This week crude briefly violated that resistance and got stalled right underneath. Technically speaking the bearish count is severely damaged because price violated the critical resistance. However, taking into account the resistance shall be placed at the highest point of the previous major corrective wave ( iv ) up we may have here two alternative ways of drawing such a resistance. Originally I drew it off the completion point of the wave ( iv ) up. However, that wave ( iv ) up was shaped as a triangle where the final subwave e was not the highest point of the corrective wave ( iv ) up!
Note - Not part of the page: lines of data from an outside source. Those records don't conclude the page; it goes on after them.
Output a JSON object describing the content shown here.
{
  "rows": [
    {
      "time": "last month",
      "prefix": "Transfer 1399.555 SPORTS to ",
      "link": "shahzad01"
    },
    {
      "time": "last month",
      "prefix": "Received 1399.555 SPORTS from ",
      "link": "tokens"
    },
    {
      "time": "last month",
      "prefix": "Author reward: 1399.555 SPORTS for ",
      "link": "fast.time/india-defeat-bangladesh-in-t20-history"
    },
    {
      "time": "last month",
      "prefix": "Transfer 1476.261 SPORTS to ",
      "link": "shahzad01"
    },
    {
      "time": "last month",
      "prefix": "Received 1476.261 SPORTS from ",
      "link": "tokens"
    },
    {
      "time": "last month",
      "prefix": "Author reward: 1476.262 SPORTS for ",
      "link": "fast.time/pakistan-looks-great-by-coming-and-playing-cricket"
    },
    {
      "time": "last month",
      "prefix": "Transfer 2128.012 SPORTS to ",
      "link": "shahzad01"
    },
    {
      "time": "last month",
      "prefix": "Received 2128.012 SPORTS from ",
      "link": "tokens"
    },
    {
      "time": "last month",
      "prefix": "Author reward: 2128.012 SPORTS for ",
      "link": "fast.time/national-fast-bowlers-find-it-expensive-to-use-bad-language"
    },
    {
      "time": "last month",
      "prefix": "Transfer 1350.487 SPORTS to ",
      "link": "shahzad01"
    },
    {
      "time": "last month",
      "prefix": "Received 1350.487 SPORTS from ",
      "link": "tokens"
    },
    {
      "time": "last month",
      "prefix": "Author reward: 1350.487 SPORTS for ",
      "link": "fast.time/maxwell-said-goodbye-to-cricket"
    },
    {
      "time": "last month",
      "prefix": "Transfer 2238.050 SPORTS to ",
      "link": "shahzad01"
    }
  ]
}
If I use the top of the subwave a of the triangle the critical resistance would be 55.06. In that case the bearish case is still alive because the resistance has never been breached.
That move up off the December low has a clear a-b-c structure where c stretched to 223.6% extension of the wave a up. That is a very common and strong extension. At this moment the micro structure of the final wave c up looks very completed. However, another scenario is that the last move up was wave a of v followed by a pullback in wave b of v. Then we are left with one more move up in wave c of v targeting 54.80 – 55.30. That is the upped border of the lower red zone.
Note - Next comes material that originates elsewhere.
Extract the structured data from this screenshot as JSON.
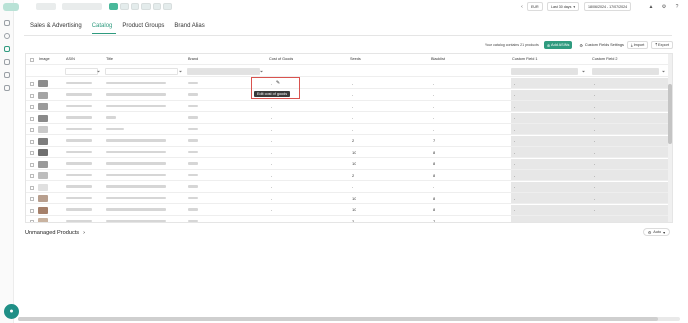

There is a good chance that this rally off December low is a larger wave A up which should be followed by a drop in a corrective wave B down targeting either $48.90, 50% retrace of the rally, or $47.70 – 46.80 ( 61.8% – 66.7% retrace).
I am convinced that we do not have here a good bullish setup. One more move higher would give us a chance to go short for an imminent correction after 4-week long rally. But at this point it is more likely that we saw a major bottom in December 2018 and coming pullback will not be able to make a new lower low but rather partially retrace that rally.